The State of Things
"The view that the consumer is helpless and needs protection by a benevolent government is expressed [by the consumer advisory council]. The view, once widely accepted in this country that competition forces business to serve the public is not even given token nod...The Constitution of the United States was based in part on the belief that people needed protection, primarily from the government, and that free, competitive enterprise was the most efficient engine for promoting the public good."
"At one time, the intellectual climate of this country placed the burden of proof for the necessity of interference with the market process on those who would interfere. Interference was presumed to be an error unless an overwhelming case could be made for it. In the present intellectual climate, the reverse is probably true-actions by the government to regulate business are presumed to be beneficent and the burden of proof is on those who oppose."
As we watch Refco (RFX) open at $1 only a little over two months after issuing stock to the public in an IPO at $22, some might say that we need more government regulation to solve this problem.
First, let's look at the problem. The company each quarter transferred almost half a billion dollars of debt off of its books to a third party in order to make its balance sheet and returns on equity look much better than they really were. Goldman and CSFB, the two leading underwriters, failed to discover this chicanery; they failed in their fiduciary responsibility. Goldman and CSFB earned over $40 million in fees for their effort, or lack thereof.
So too little government regulation is the problem right? I would argue that too much regulation is the problem for the following reasoning. Companies are self-serving where they are always going to maximize return (where they fail is when they do not execute properly or mis-manage risk), that is something that we can depend on. The question is what is the best way to make sure that they don't do things to harm the system in the process?
I believe that government regulation is the least effective way to do this. Companies don't respect regulation; they are always trying to get around it and quite frankly, for every loophole the government plugs, companies find a new one to drill.
The most effective way is for the market to regulate companies. This means customers, suppliers, shareholders, etc. Goldman Sachs is going to do a bang up job analyzing RFX if they know that if they fail their customers will desert them. They will be out of business fast. And by the way, I have heard SEC and private opinion state that underwriters could not have caught RFX at their shell game, that if a CEO really wants to hide something they can always get away with it, at least for a long period of time. This is absolute nonsense. Goldman and CSFB merely looked at end of period financial statements in their analysis; by doing that everything looked fine. But if they really wanted to understand the situation all they had to do is look at the flow of funds and they would find massive amounts of cash and debt being transferred back and forth. For two savvy financial firms this should have been second nature.
But they felt there was little risk in actually being held accountable by their customers so they didn't do the work. And so far they have not been. Oh they have been sued and they will likely settle on some amount, but the fact is customers doing business with Goldman will continue to do so because they have been conditioned by the government that they do not have to look out for themselves.

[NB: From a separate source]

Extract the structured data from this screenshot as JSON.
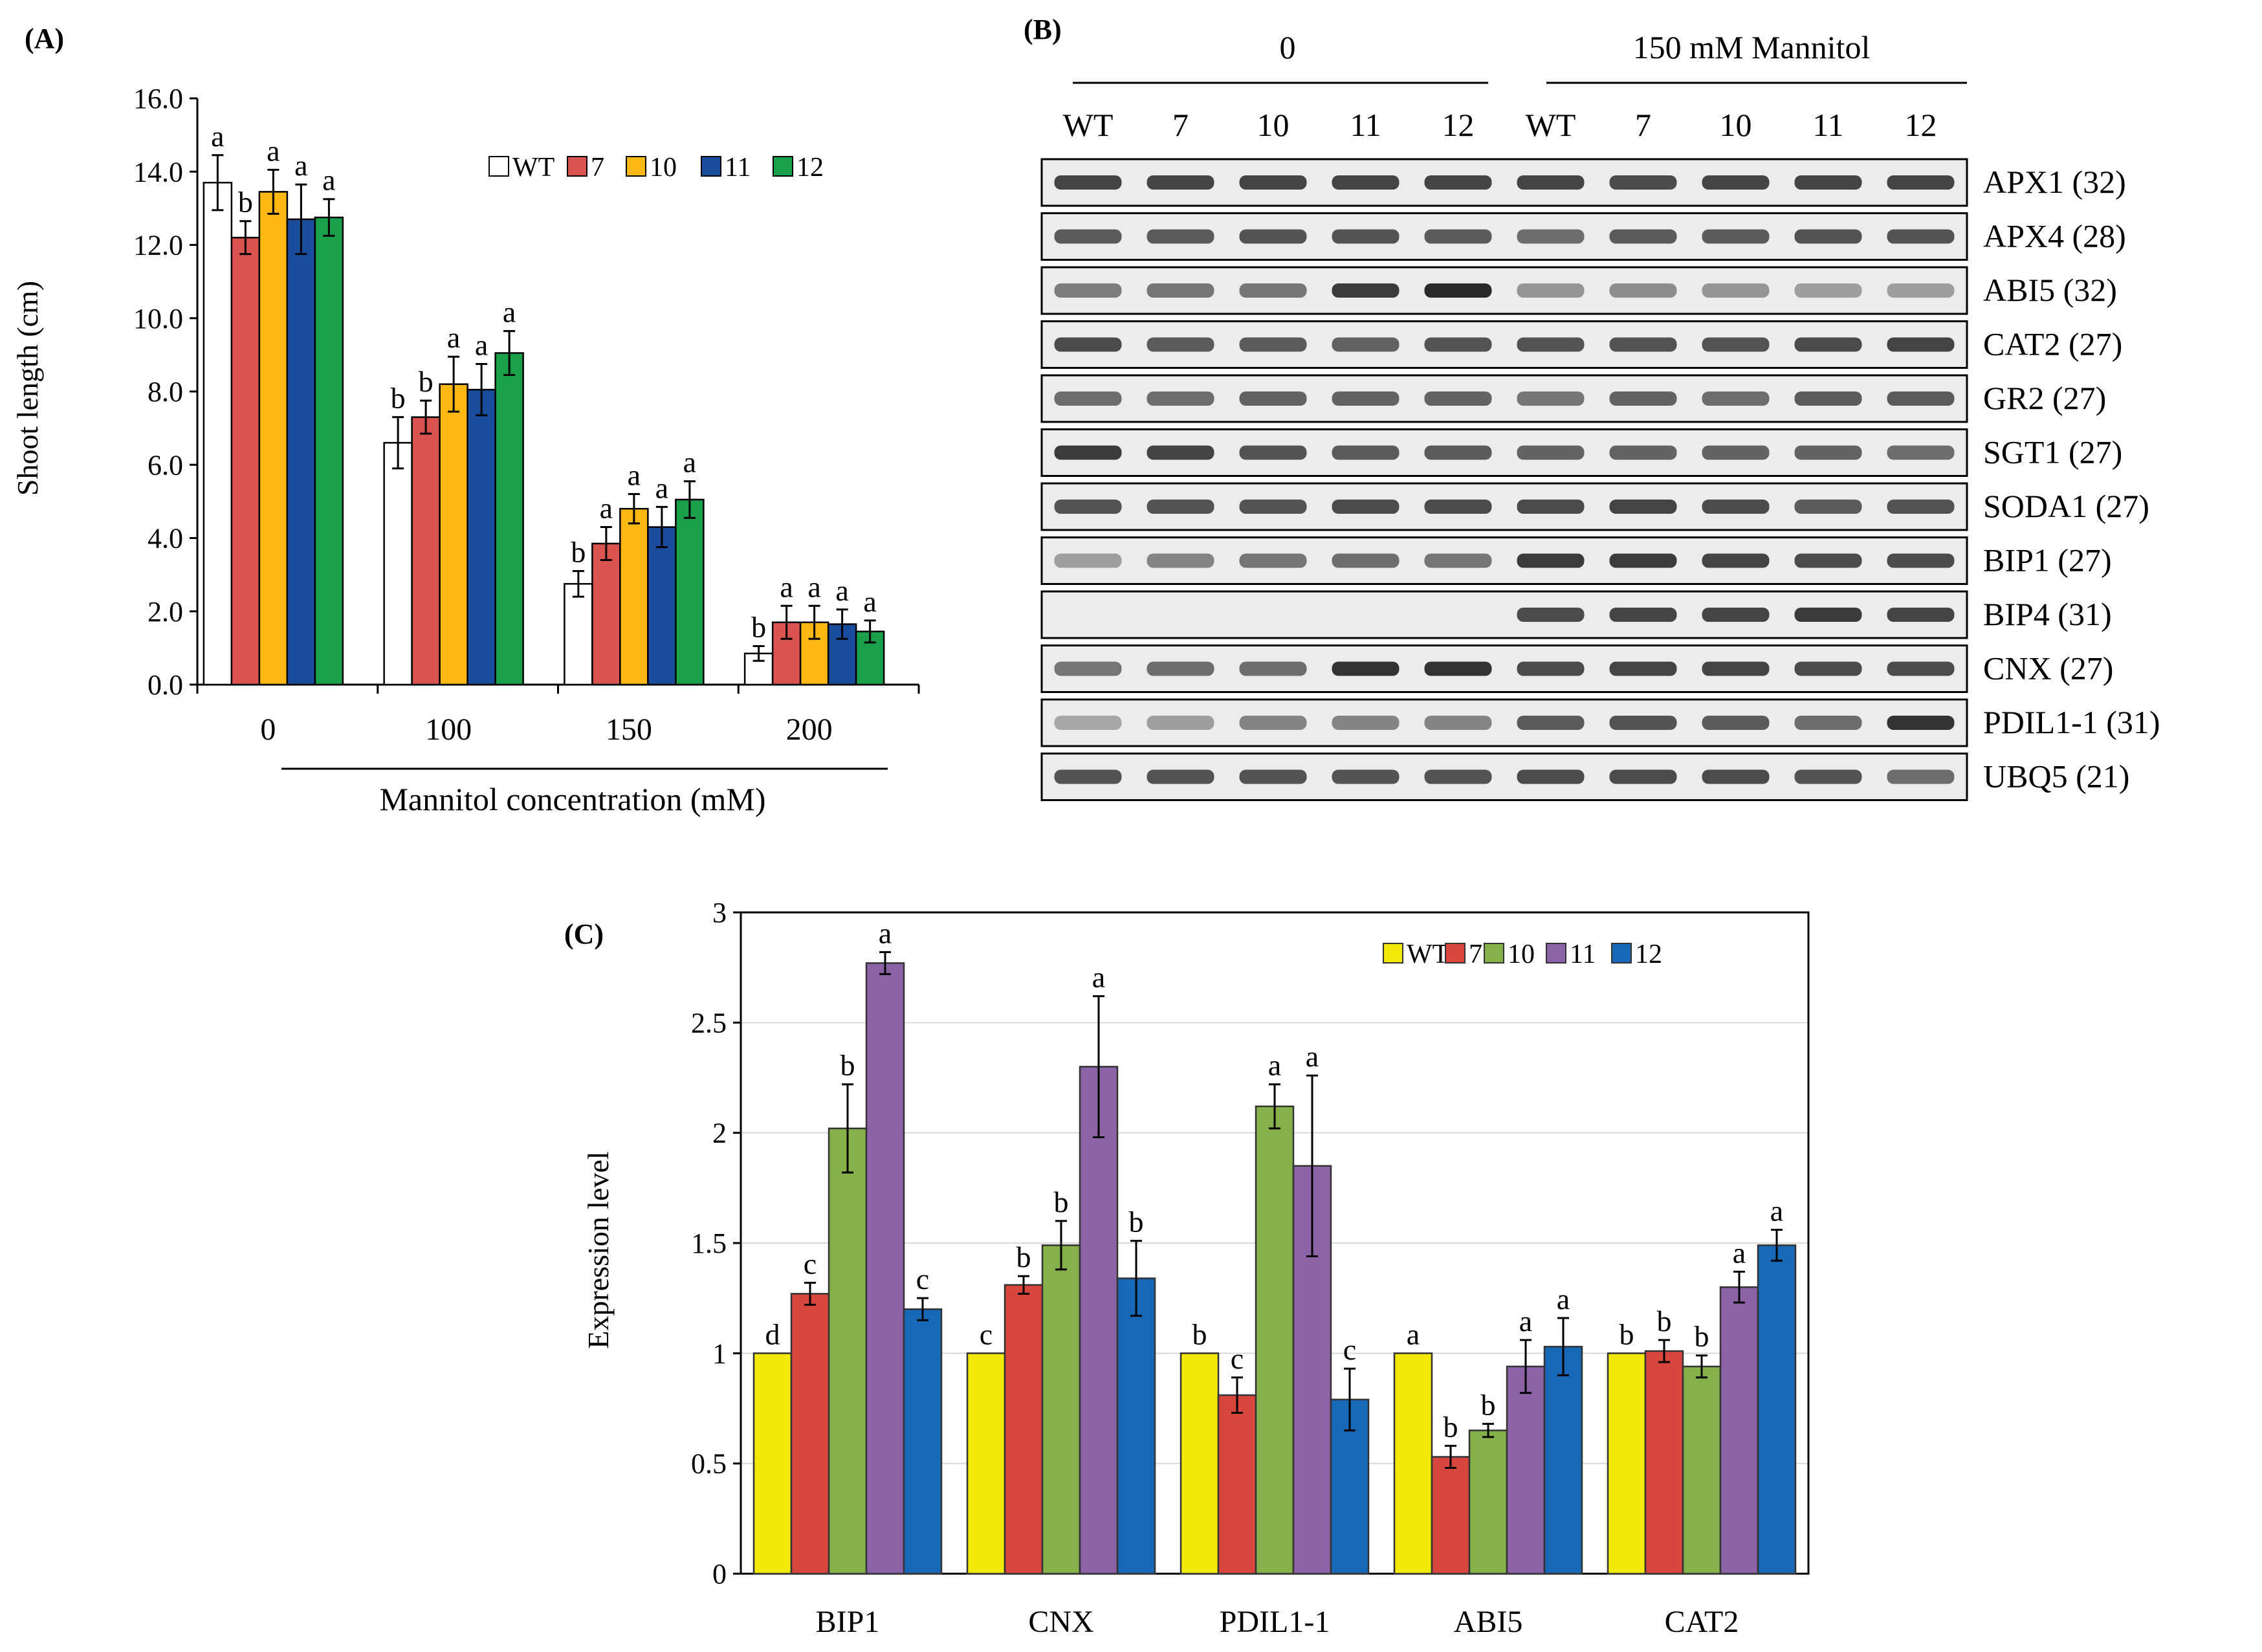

The worst thing that could happen here is for the government to step in and reward the market for this calamity and I suspect that behind the scenes they have. Certainly the people that bought the stock on the IPO will lose money, but this situation should have opened the eyes of the market to the potential that this could happen (maybe not to this extent) in any company, especially financial ones where it is all debt (Goldman and CSFB should have known this especially). The market itself should be discounting this episode much more than it is simply because it is conditioned to believe that the government will step in and always "control" the situation.
People say, "What do you want, the market to implode and everyone lose money?" Well, perhaps the cumulative effect of government intervention will ultimately be that when the chickens come home to roost, the problem will be much, much bigger than if we had let the market sort things out each time.
Whether it is the "Greenspan put" or an ever expanding money supply, markets have been conditioned to respond sanguinely to these situations. This fosters cronyism and more importantly, allows imbalances to build to the point to where the system is in danger of imploding.
I see these risks higher than ever while most market participants have been conditioned to ignore them.